広大な土地と気候に恵まれたオーストラリアでは、太陽光発電と風力発電の開発に力を入れていますが、再生可能エネルギーの余剰電力を利用してグリーン水素を生産し、その水素を海外へ輸出するという試みは水素の製造コストの高さが障壁となり、いくつかのプロジェクトは停滞を余儀なくされています。

サプライチェーンの必然性

ここからは次の論点、クリーンテクノロジーを活用するための、生産から輸送、使用、そしてCO2回収と貯蔵までの適切なサプライチェーンを構築する必然性について述べたいと思います。これは適切な政府支援の下、民間企業が行う仕事になると思います。例えば、三菱重工では、広大なアジア地域をカバーする地域輸送ネットワークの構築に向けて取り組んでいます。

将来、パイプライン、トラック、船の組み合わせで、オーストラリアから日本や韓国まで水素やアンモニアを輸送し、帰りの船ではCO2を積んで戻り、開発済の海底油田に長期貯蔵できるようになることを想像してみてください。

戦略的なゴール、詳細なロードマップ、政策支援、新しいサプライチェーンなど、これらすべての構成要素が整って初めて、クリーンテクノロジーは十分な投資を引き寄せ、規模を拡大し、コスト競争力を持つことができるようになります。

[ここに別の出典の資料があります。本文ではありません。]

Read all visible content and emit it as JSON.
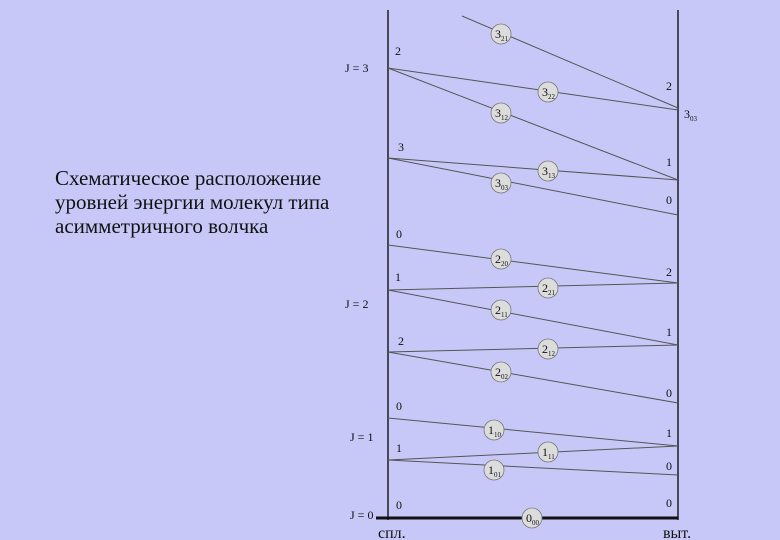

シンガポールは、今後何ができるかを示す好例です。GTCC発電プラントへの早期の大規模投資により、すでに90%以上の電力が、LNG輸入ターミナルと燃料補給施設から供給されるガスで賄われています。このガスは、時間の経過とともに(輸入された)グリーン水素に置き換えられて行くでしょう。

Singapore is among Asia’s leaders when it comes to decarbonization
シンガポールは脱炭素化においてアジア諸国をリードしている

その一方で、シンガポールでは、スペースのある場所では再生可能エネルギーも採用し、市内中心部では地域冷房として高効率のターボ冷凍機を使用しています。シンガポールの廃棄物焼却発電プラントでは、ゴミを燃料として発電を行うと同時に、ごみ処理に必要となる埋立て用地を減らすことができます。最新の電動車両を使用した自動運転新交通システムは、空港や市内で乗客を輸送しています。

競合する優先事項が存在し、かつ資源が限られている国にとって、先行投資と組み合わせた戦略的な予見は大きな挑戦です。しかしながら、このトリレンマの問題を解決することこそが、サステナブルなエナジートランジションを進めるための唯一の方法だと私は思っています。そして、クリーンテクノロジーのリーディングプロバイダーである三菱重工は、アジア各国政府が野心的でかつ実効性も踏まえた現実的な脱炭素化を進めるために、重要な役割を果たすことができると考えています。